I talk with my mentors frequently, sometimes as often as once a week. The conversations aren't about work or business. It's focused on how the week is going and caring about how we're feeling and doing. One of my mentors, a ClearStory Data board member, is Shona Brown. Shona has had senior roles at several companies and brings an element of really understanding women in the workplace. Ben Horowitz, as mentioned earlier, has been a terrific mentor to me in terms of understanding the rigors of running a startup in the fast-moving technology industry. He shares some of his wisdom and experience in his new book, The Hard Thing About Hard Things.

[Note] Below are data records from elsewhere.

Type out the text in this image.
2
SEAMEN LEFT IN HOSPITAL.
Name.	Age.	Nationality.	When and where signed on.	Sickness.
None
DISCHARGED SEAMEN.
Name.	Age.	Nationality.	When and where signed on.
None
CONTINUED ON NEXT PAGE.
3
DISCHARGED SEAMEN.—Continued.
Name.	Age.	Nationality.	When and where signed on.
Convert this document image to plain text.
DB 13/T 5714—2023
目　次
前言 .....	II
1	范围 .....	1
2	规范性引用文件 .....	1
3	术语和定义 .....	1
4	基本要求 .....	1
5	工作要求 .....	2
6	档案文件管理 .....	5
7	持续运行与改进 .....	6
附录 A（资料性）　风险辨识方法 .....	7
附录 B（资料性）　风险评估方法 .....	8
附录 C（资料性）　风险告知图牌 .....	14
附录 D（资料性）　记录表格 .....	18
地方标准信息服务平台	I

One of the best parts of mentorship is the feeling that you're not alone in everything you're experiencing and going through. Many leaders are experiencing exactly the same thing, and others are experiencing it at some level.

Which other female leaders do you admire and why?

I admire any female CEO that's risen to the top of a multi-billion dollar company in a situation where, after decades and decades of male leaders, they are the first woman to become CEO of the company. Now Fortune 100 and Fortune 200 companies in industries like banking, packaged goods, global consulting and systems integrators have women CEOs for the first time. They bring a leadership style people are in need of. Companies like PepsiCo, Citigroup, and Deloitte have female CEOs that I admire.

What do you want ClearStory Data to accomplish in the next year?

We made early technology bets on Apache Spark for fast data processing and the cloud to deliver data blending and analysis in a way that's accessible to business users. These were the right bets, and now we're capitalizing on how they're coming together and how it's playing out. Every company I've started was born out of a problem that I saw at the last place. There aren't enough statisticians to address corporations' demand for data intelligence and processing massive data at scale. This part of the journey is similar to the way it's worked at other companies. You make well-informed bets, and then see what happens.